A l’occasion d’une conférence financière à Berne, Andréa Maechler, numéro trois de la Banque nationale suisse, a tenu à rappeler le cadre qui régit les investissements de ses 830 milliards de francs d’actifs. Les critères environnementaux en font partie. Mais pas seulement

La Banque nationale suisse (BNS) est sous le feu des critiques. Diverses voix, notamment celles d’élus verts et d’ONG, lui demandent de participer à la lutte contre le réchauffement climatique et de renoncer aux placements dans les énergies fossiles, à l’image du fonds souverain norvégien. «La BNS ne fait pas de politique», a rétorqué Andréa Maechler, membre de la direction générale de la banque centrale, vendredi à Berne, lors de la conférence nationale sur les fonds et l’asset management.

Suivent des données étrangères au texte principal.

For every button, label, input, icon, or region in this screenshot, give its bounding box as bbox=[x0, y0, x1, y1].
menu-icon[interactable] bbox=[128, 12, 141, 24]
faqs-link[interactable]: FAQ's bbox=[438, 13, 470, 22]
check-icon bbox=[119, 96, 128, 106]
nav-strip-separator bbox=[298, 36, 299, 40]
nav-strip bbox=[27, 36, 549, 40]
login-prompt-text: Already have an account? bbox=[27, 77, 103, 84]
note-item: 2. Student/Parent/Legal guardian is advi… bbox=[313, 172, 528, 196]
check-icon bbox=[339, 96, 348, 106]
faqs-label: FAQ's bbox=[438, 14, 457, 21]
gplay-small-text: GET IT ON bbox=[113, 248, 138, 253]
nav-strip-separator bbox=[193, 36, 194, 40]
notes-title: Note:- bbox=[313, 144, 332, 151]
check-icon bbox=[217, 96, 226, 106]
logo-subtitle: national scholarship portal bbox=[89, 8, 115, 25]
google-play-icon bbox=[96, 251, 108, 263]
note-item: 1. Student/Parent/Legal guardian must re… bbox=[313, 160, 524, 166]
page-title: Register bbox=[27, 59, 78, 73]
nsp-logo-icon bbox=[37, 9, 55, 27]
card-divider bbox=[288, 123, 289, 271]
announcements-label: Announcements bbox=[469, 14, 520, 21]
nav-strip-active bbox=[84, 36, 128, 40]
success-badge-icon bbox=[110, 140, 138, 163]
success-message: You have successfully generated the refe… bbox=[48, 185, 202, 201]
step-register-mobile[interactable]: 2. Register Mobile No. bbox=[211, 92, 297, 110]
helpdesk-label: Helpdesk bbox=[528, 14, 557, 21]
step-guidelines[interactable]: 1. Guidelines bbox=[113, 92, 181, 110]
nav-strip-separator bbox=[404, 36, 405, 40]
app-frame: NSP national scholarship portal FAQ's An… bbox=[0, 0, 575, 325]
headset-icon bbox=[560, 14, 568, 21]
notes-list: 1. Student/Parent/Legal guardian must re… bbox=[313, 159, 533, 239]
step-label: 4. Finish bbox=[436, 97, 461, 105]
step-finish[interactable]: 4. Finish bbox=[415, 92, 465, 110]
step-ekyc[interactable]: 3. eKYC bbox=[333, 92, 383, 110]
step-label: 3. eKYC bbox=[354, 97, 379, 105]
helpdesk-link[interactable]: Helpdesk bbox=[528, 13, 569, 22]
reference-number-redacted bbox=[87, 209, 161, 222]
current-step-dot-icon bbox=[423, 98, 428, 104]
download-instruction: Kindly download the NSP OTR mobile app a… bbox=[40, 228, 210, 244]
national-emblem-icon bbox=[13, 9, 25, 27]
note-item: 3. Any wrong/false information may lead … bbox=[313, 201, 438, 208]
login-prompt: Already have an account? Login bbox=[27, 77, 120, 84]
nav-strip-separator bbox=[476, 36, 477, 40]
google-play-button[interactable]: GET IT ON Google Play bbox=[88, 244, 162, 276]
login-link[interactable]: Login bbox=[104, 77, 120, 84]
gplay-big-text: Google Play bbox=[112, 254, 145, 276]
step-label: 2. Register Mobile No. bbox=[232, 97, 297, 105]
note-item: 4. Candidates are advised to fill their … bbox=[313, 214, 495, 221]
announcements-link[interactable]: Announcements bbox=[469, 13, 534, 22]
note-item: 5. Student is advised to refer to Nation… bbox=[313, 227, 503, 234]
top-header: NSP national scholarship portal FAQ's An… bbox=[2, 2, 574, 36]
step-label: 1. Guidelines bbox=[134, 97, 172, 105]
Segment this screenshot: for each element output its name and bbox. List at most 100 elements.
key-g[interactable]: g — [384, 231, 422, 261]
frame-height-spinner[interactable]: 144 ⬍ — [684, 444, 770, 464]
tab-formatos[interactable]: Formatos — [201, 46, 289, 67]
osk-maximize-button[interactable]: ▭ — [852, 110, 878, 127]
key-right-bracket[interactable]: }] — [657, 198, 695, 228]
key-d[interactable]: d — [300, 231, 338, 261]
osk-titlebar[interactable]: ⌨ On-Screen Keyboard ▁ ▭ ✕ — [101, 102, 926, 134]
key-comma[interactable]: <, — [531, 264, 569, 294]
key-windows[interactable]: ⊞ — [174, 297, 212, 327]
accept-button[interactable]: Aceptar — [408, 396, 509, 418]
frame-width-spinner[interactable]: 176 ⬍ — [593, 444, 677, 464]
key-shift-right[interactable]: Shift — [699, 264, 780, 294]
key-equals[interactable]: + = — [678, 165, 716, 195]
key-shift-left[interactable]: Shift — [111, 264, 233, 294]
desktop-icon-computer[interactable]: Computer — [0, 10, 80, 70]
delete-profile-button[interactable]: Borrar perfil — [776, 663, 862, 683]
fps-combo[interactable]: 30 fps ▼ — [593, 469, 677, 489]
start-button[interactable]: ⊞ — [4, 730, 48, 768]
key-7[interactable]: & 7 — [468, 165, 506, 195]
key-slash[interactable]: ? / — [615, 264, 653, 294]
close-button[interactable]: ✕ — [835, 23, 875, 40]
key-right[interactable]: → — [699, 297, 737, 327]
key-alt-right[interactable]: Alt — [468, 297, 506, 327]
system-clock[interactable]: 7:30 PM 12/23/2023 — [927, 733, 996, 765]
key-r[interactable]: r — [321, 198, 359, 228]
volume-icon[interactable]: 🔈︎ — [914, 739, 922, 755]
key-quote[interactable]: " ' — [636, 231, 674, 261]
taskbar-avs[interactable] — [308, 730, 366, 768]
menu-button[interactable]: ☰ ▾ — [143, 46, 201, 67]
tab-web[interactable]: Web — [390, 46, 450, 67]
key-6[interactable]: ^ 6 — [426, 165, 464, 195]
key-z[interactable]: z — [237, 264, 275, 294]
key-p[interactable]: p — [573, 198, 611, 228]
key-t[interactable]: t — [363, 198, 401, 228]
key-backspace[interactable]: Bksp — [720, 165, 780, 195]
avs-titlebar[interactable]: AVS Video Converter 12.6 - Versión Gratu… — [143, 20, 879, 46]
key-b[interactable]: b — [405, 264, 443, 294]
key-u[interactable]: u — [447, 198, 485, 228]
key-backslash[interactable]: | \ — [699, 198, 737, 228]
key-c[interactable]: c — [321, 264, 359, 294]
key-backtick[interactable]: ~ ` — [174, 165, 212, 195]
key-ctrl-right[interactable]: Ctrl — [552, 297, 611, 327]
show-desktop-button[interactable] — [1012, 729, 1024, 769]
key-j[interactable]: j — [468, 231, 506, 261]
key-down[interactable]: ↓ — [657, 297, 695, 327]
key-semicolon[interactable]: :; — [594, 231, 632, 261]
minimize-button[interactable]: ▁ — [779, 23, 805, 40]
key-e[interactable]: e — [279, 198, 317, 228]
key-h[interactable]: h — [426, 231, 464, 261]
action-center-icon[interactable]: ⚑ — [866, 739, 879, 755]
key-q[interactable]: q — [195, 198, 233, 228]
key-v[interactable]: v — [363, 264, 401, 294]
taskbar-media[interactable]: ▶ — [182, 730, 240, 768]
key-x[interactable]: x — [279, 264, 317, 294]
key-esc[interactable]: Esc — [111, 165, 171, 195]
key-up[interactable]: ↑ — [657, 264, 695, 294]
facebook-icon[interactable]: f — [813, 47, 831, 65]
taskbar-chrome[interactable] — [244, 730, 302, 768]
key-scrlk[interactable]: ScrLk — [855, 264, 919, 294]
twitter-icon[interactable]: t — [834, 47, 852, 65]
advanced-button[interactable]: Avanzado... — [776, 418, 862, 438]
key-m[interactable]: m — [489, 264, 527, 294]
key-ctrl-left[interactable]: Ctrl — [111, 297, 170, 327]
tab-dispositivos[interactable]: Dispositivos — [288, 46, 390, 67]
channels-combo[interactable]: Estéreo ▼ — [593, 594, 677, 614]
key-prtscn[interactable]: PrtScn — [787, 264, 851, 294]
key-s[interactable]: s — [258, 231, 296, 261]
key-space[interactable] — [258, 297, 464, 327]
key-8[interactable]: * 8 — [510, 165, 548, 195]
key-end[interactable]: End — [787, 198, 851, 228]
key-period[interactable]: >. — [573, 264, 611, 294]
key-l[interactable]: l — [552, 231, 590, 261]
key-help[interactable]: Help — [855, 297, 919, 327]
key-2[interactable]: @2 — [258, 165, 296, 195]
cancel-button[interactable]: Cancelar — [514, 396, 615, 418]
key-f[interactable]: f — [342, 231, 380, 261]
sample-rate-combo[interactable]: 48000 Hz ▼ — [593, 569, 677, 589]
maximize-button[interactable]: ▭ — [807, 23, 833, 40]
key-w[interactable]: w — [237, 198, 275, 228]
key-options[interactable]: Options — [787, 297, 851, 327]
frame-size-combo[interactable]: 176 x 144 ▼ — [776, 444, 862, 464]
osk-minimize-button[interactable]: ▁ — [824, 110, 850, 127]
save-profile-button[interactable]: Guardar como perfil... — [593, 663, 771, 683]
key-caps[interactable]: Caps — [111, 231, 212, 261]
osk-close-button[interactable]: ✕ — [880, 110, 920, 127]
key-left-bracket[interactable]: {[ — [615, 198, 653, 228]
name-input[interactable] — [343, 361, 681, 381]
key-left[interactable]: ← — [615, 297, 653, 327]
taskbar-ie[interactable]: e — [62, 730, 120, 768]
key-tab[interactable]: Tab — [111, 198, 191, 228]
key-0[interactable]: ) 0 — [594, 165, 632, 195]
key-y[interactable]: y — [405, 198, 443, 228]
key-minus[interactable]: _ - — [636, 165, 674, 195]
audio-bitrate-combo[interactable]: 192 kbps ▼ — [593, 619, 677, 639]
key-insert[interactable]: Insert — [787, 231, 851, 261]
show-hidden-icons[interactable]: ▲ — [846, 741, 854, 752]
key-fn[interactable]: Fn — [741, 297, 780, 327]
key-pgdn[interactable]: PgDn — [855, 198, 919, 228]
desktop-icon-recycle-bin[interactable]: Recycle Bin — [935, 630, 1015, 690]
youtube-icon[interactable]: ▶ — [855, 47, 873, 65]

Eviter le risque de réputation

Andréa Maechler adopte un ton pédagogique pour présenter les principes de gestion des 830 milliards de francs d’actifs de la BNS, dont 19% sont investis en actions. «Nous adoptons une gestion passive pour éviter un risque de réputation», précise-t-elle. Une gestion passive signifie que le rendement, et le risque, correspond à celui des indices qu’elle choisit. Par ailleurs, la BNS évite les conflits d’intérêts, ce qui la conduit à n’avoir ni actions bancaires en portefeuille, ni actions suisses. Enfin, «nos choix doivent refléter les valeurs de la population suisse». Pour cette raison, «nous ne voulons pas privilégier une branche économique plutôt qu’une autre».